Question

How do you solve \[13\sinh x-7\cosh x+1=0\] ?

Answer 1

Hint: These types of problems are pretty straight forward and are very simple to solve. To solve these types of problems, we need to have an in-depth idea of hyperbolic functions as well as their related equations. We substitute their respective values and then evaluate for the required answer.
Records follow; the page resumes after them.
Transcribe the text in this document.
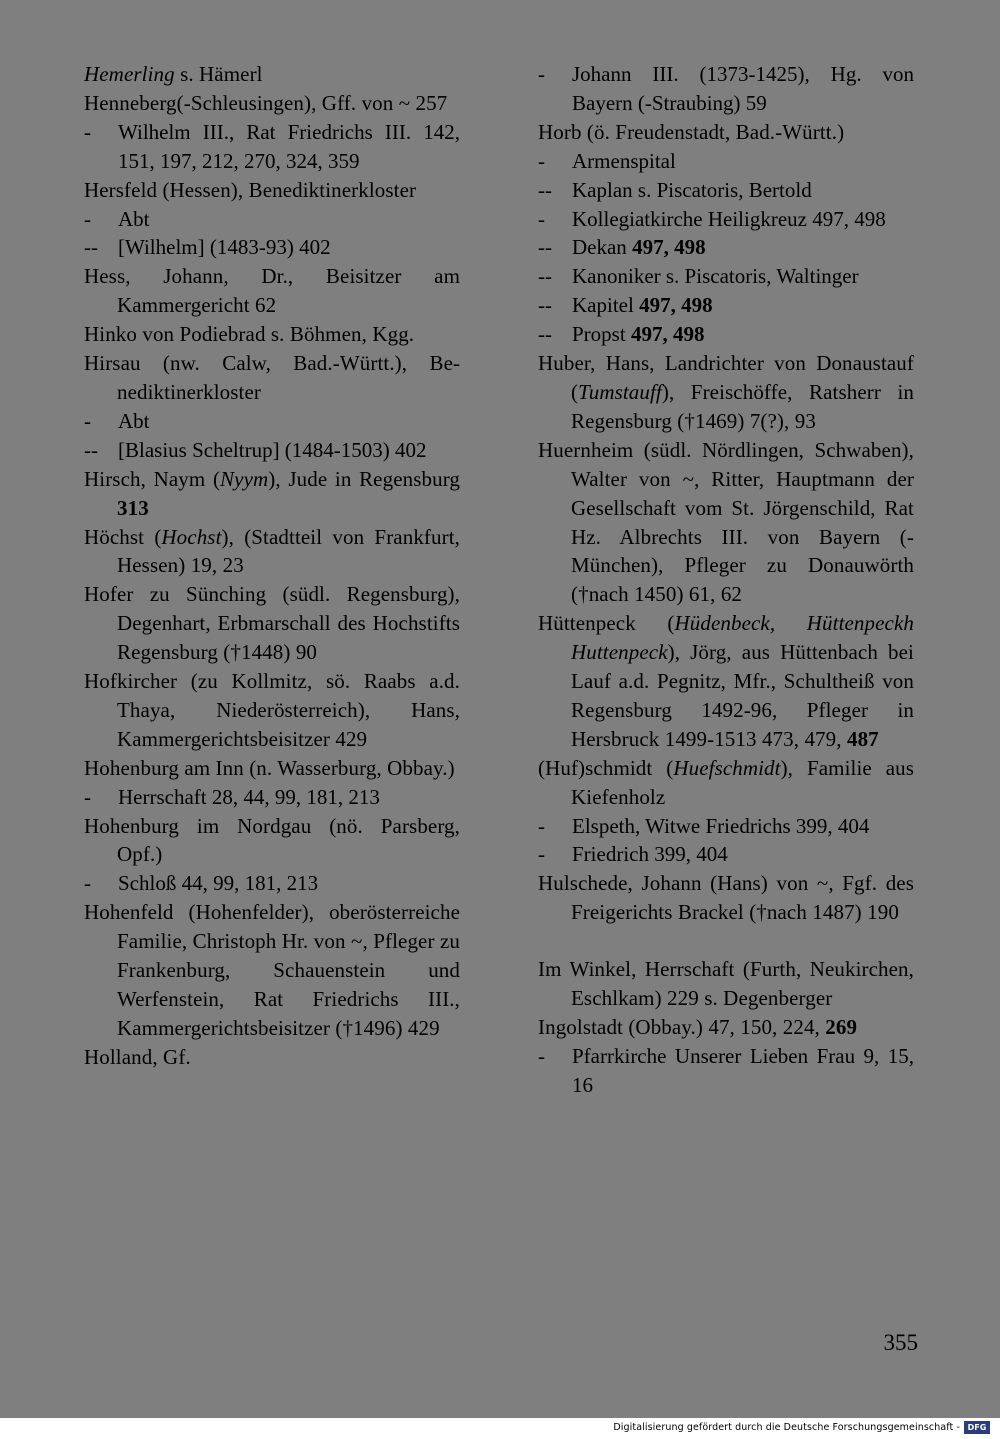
Hemerling s. Hämerl
Henneberg(-Schleusingen), Gff. von ~ 257
-	Wilhelm III., Rat Friedrichs III. 142, 151, 197, 212, 270, 324, 359
Hersfeld (Hessen), Benediktinerkloster
-	Abt
-- [Wilhelm] (1483-93) 402
Hess, Johann, Dr., Beisitzer am Kammergericht 62
Hinko von Podiebrad s. Böhmen, Kgg.
Hirsau (nw. Calw, Bad.-Württ.), Benediktinerkloster
-	Abt
-- [Blasius Scheltrup] (1484-1503) 402
Hirsch, Naym (Nyym), Jude in Regensburg 313
Höchst (Hochst), (Stadtteil von Frankfurt, Hessen) 19, 23
Hofer zu Sünching (südl. Regensburg), Degenhart, Erbmarschall des Hochstifts Regensburg (†1448) 90
Hofkircher (zu Kollmitz, sö. Raabs a.d. Thaya, Niederösterreich), Hans, Kammergerichtsbeisitzer 429
Hohenburg am Inn (n. Wasserburg, Obbay.)
-	Herrschaft 28, 44, 99, 181, 213
Hohenburg im Nordgau (nö. Parsberg, Opf.)
-	Schloß 44, 99, 181, 213
Hohenfeld (Hohenfelder), oberösterreiche Familie, Christoph Hr. von ~, Pfleger zu Frankenburg, Schauenstein und Werfenstein, Rat Friedrichs III., Kammergerichtsbeisitzer (†1496) 429
Holland, Gf.
-	Johann III. (1373-1425), Hg. von Bayern (-Straubing) 59
Horb (ö. Freudenstadt, Bad.-Württ.)
-	Armenspital
-- Kaplan s. Piscatoris, Bertold
-	Kollegiatkirche Heiligkreuz 497, 498
-- Dekan 497, 498
-- Kanoniker s. Piscatoris, Waltinger
-- Kapitel 497, 498
-- Propst 497, 498
Huber, Hans, Landrichter von Donaustauf (Tumstauff), Freischöffe, Ratsherr in Regensburg (†1469) 7(?), 93
Huernheim (südl. Nördlingen, Schwaben), Walter von ~, Ritter, Hauptmann der Gesellschaft vom St. Jörgenschild, Rat Hz. Albrechts III. von Bayern (-München), Pfleger zu Donauwörth (†nach 1450) 61, 62
Hüttenpeck (Hüdenbeck, Hüttenpeckh Huttenpeck), Jörg, aus Hüttenbach bei Lauf a.d. Pegnitz, Mfr., Schultheiß von Regensburg 1492-96, Pfleger in Hersbruck 1499-1513 473, 479, 487
(Huf)schmidt (Huefschmidt), Familie aus Kiefenholz
-	Elspeth, Witwe Friedrichs 399, 404
-	Friedrich 399, 404
Hulschede, Johann (Hans) von ~, Fgf. des Freigerichts Brackel (†nach 1487) 190
Im Winkel, Herrschaft (Furth, Neukirchen, Eschlkam) 229 s. Degenberger
Ingolstadt (Obbay.) 47, 150, 224, 269
-	Pfarrkirche Unserer Lieben Frau 9, 15, 16
355
Digitalisierung gefördert durch die Deutsche Forschungsgemeinschaft - DFG
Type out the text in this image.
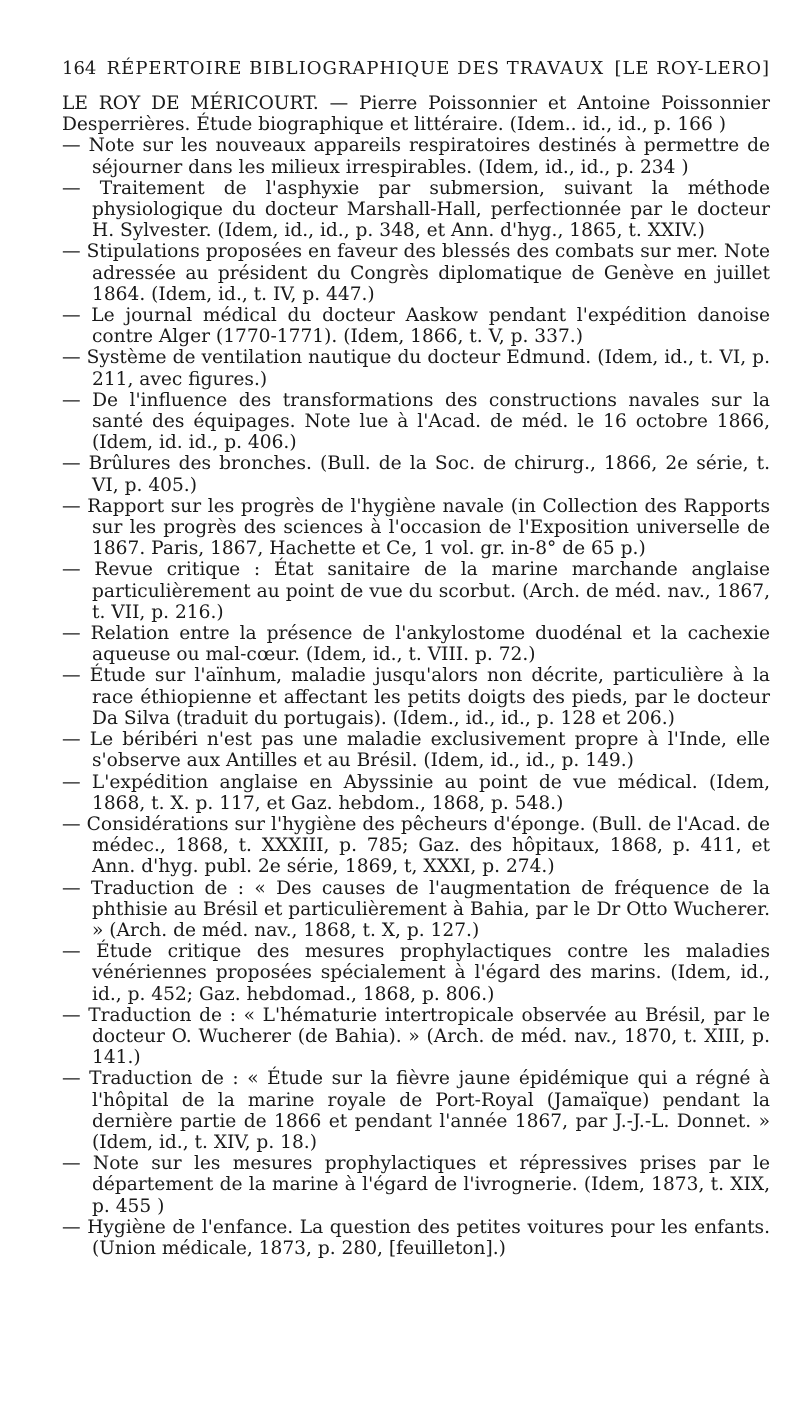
164 RÉPERTOIRE BIBLIOGRAPHIQUE DES TRAVAUX [LE ROY-LERO]
LE ROY DE MÉRICOURT. — Pierre Poissonnier et Antoine Poissonnier Desperrières. Étude biographique et littéraire. (Idem.. id., id., p. 166 )
— Note sur les nouveaux appareils respiratoires destinés à permettre de séjourner dans les milieux irrespirables. (Idem, id., id., p. 234 )
— Traitement de l'asphyxie par submersion, suivant la méthode physiologique du docteur Marshall-Hall, perfectionnée par le docteur H. Sylvester. (Idem, id., id., p. 348, et Ann. d'hyg., 1865, t. XXIV.)
— Stipulations proposées en faveur des blessés des combats sur mer. Note adressée au président du Congrès diplomatique de Genève en juillet 1864. (Idem, id., t. IV, p. 447.)
— Le journal médical du docteur Aaskow pendant l'expédition danoise contre Alger (1770-1771). (Idem, 1866, t. V, p. 337.)
— Système de ventilation nautique du docteur Edmund. (Idem, id., t. VI, p. 211, avec figures.)
— De l'influence des transformations des constructions navales sur la santé des équipages. Note lue à l'Acad. de méd. le 16 octobre 1866, (Idem, id. id., p. 406.)
— Brûlures des bronches. (Bull. de la Soc. de chirurg., 1866, 2e série, t. VI, p. 405.)
— Rapport sur les progrès de l'hygiène navale (in Collection des Rapports sur les progrès des sciences à l'occasion de l'Exposition universelle de 1867. Paris, 1867, Hachette et Ce, 1 vol. gr. in-8° de 65 p.)
— Revue critique : État sanitaire de la marine marchande anglaise particulièrement au point de vue du scorbut. (Arch. de méd. nav., 1867, t. VII, p. 216.)
— Relation entre la présence de l'ankylostome duodénal et la cachexie aqueuse ou mal-cœur. (Idem, id., t. VIII. p. 72.)
— Étude sur l'aïnhum, maladie jusqu'alors non décrite, particulière à la race éthiopienne et affectant les petits doigts des pieds, par le docteur Da Silva (traduit du portugais). (Idem., id., id., p. 128 et 206.)
— Le béribéri n'est pas une maladie exclusivement propre à l'Inde, elle s'observe aux Antilles et au Brésil. (Idem, id., id., p. 149.)
— L'expédition anglaise en Abyssinie au point de vue médical. (Idem, 1868, t. X. p. 117, et Gaz. hebdom., 1868, p. 548.)
— Considérations sur l'hygiène des pêcheurs d'éponge. (Bull. de l'Acad. de médec., 1868, t. XXXIII, p. 785; Gaz. des hôpitaux, 1868, p. 411, et Ann. d'hyg. publ. 2e série, 1869, t, XXXI, p. 274.)
— Traduction de : « Des causes de l'augmentation de fréquence de la phthisie au Brésil et particulièrement à Bahia, par le Dr Otto Wucherer. » (Arch. de méd. nav., 1868, t. X, p. 127.)
— Étude critique des mesures prophylactiques contre les maladies vénériennes proposées spécialement à l'égard des marins. (Idem, id., id., p. 452; Gaz. hebdomad., 1868, p. 806.)
— Traduction de : « L'hématurie intertropicale observée au Brésil, par le docteur O. Wucherer (de Bahia). » (Arch. de méd. nav., 1870, t. XIII, p. 141.)
— Traduction de : « Étude sur la fièvre jaune épidémique qui a régné à l'hôpital de la marine royale de Port-Royal (Jamaïque) pendant la dernière partie de 1866 et pendant l'année 1867, par J.-J.-L. Donnet. » (Idem, id., t. XIV, p. 18.)
— Note sur les mesures prophylactiques et répressives prises par le département de la marine à l'égard de l'ivrognerie. (Idem, 1873, t. XIX, p. 455 )
— Hygiène de l'enfance. La question des petites voitures pour les enfants. (Union médicale, 1873, p. 280, [feuilleton].)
The above given problem requires us to find the value of ‘x’, which we can pretty easily do after we have substituted the values in the form of equations in place of \[\sinh x\] and \[\cosh x\] . Some of the equations related to hyperbolic functions are as follows,
\[\begin{align}
  & \sinh x=\dfrac{{{e}^{x}}-{{e}^{-x}}}{2} \\
 & \cosh x=\dfrac{{{e}^{x}}+{{e}^{-x}}}{2} \\
\end{align}\]

Complete step by step solution:
Now we start off with our solution by replacing the formulae for the hyperbolic functions in the given problem, we can thus write,
\[13\dfrac{{{e}^{x}}-{{e}^{-x}}}{2}-7\dfrac{{{e}^{x}}+{{e}^{-x}}}{2}+1=0\]
Now, further simplifying down the equation, we can write it as,
\[\Rightarrow \dfrac{13}{2}{{e}^{x}}-\dfrac{7}{2}{{e}^{x}}-\dfrac{13}{2}{{e}^{-x}}-\dfrac{7}{2}{{e}^{-x}}+1=0\]
Now doing the necessary additions and subtractions, we get,
\[\Rightarrow 3{{e}^{x}}-10{{e}^{-x}}+1=0\]
Now, dividing by \[{{e}^{-x}}\] throughout, we get,
\[\Rightarrow 3{{e}^{2x}}+{{e}^{x}}-10=0\]
This basically forms a quadratic equations, and we can find its roots as,
\[\begin{align}
  & {{e}^{x}}=\dfrac{-1\pm \sqrt{{{1}^{2}}-4.3.\left( -10 \right)}}{2.3} \\
 & \Rightarrow {{e}^{x}}=\dfrac{-1\pm \sqrt{121}}{2.3} \\
 & \Rightarrow {{e}^{x}}=\dfrac{-1\pm 11}{2.3} \\
 & \Rightarrow {{e}^{x}}=\dfrac{-1+11}{6},\dfrac{-1-11}{6} \\
 & \Rightarrow {{e}^{x}}=\dfrac{5}{3},-2 \\
\end{align}\]
Now, taking logarithm on both the sides of the equation, we find the value of ‘x’ as,
\[\begin{align}
  & \Rightarrow {{e}^{x}}=\dfrac{5}{3},-2 \\
 & \Rightarrow x=\ln \left( \dfrac{5}{3} \right) \\
\end{align}\]
Since logarithm of a negative number is not possible, so we eliminate the \[-2\] term and find out the answer for the left out term,
Thus,
\[\begin{align}
  & x=\ln \left( \dfrac{5}{3} \right) \\
 & \Rightarrow x=0.51083 \\
\end{align}\]

Note:
For problems like these, we need to be very thorough with the theory of hyperbolic functions and their related equations. We must also have a fair idea of logarithms and antilogarithms which might be useful at times. We must also remember the graph for a logarithmic function and know that the logarithmic for a negative number doesn’t exist, so only the positive value is taken into account.